The First Trimester of Pregnancy: An Overview
Based on your age or family history, you may also need to do the following:
- Schedule an ultrasound, if you’re over 35 or larger than you should be for your gestational dates. (You could be carrying twins or more!)
- Arrange for a perinatal consultation for risk factors if you’re over 35, have a troubling family history of genetic disorders, or have had a previous complicated pregnancy.
- Schedule an amniocentesis if you’re over 35 or at risk for Down syndrome or other possible birth defects.
- Request previous birth records, including C-section notes and prenatal charts (to check for prenatal hypertension, gestational diabetes, first trimester bleeding, placental abnormalities, anemia, etc.). The C-section notes help determine if it’s safe to have a vaginal delivery this time around.
First-trimester visits are usually monthly, unless there are concerns. Most obstetricians like to get at least two ultrasounds to confirm your due date within a few days.
Monthly visits continue until about 20 weeks, well after the first trimester. Visits are more frequent only if there are special medical and obstetrical concerns, such as first trimester bleeding (which may mean a possible miscarriage), uncontrolled nausea and vomiting, and pelvic pain (which could be an ectopic pregnancy).
Most Common Causes of Bleeding in the First Trimester
First-trimester bleeding is any bleeding in the first 12 weeks and is never considered normal—that’s the bad news.

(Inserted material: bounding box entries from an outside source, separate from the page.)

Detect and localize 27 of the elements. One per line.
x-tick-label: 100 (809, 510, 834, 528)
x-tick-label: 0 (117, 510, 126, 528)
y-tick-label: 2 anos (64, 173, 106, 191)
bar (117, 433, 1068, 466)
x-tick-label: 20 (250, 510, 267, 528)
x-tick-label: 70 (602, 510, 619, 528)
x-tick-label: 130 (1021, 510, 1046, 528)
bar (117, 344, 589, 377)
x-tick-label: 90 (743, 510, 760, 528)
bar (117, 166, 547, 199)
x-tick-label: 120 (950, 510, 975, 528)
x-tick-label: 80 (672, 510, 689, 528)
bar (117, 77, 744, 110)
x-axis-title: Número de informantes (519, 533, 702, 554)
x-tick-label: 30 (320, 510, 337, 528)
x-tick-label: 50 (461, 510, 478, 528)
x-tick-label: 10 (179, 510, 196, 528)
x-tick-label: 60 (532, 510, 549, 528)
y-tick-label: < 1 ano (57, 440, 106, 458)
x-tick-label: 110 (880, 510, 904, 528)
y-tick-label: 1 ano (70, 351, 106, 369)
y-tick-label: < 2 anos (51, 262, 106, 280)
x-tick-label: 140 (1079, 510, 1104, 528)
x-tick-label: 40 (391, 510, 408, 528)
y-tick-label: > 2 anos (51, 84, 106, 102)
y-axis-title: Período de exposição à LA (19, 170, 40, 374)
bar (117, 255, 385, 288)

The good news is that it’s usually caused by something fairly harmless. If you have any bleeding, don’t ignore it. It is one of the most common reasons a woman goes to her obstetrician.
One fairly harmless cause of bleeding is cervicitis, an inflammation due to infection, often caused by a common yeast infection. A simple prescription or over-the-counter cream can quickly take care of it.
Cervicitis is a condition in which the delicate cells at the mouth of the womb, the cervix, bleed for one of three reasons:
- The mechanical action of intercourse
- An alteration in the acidity in the vagina (pH)
- The effects of infections on the cells in the cervix
With the hormonal changes of pregnancy, the fragile cells inside the cervix peek out a bit onto the exterior and are exposed to the vagina. The vagina is a harsher environment for these cells. Usually nestled more deeply away from sexual activity, they now can be easily damaged, which can cause bleeding. Of course, this cervical bleeding is merely what you’d consider spotting. There is usually only bleeding with sex when you have a condition like cervicitis.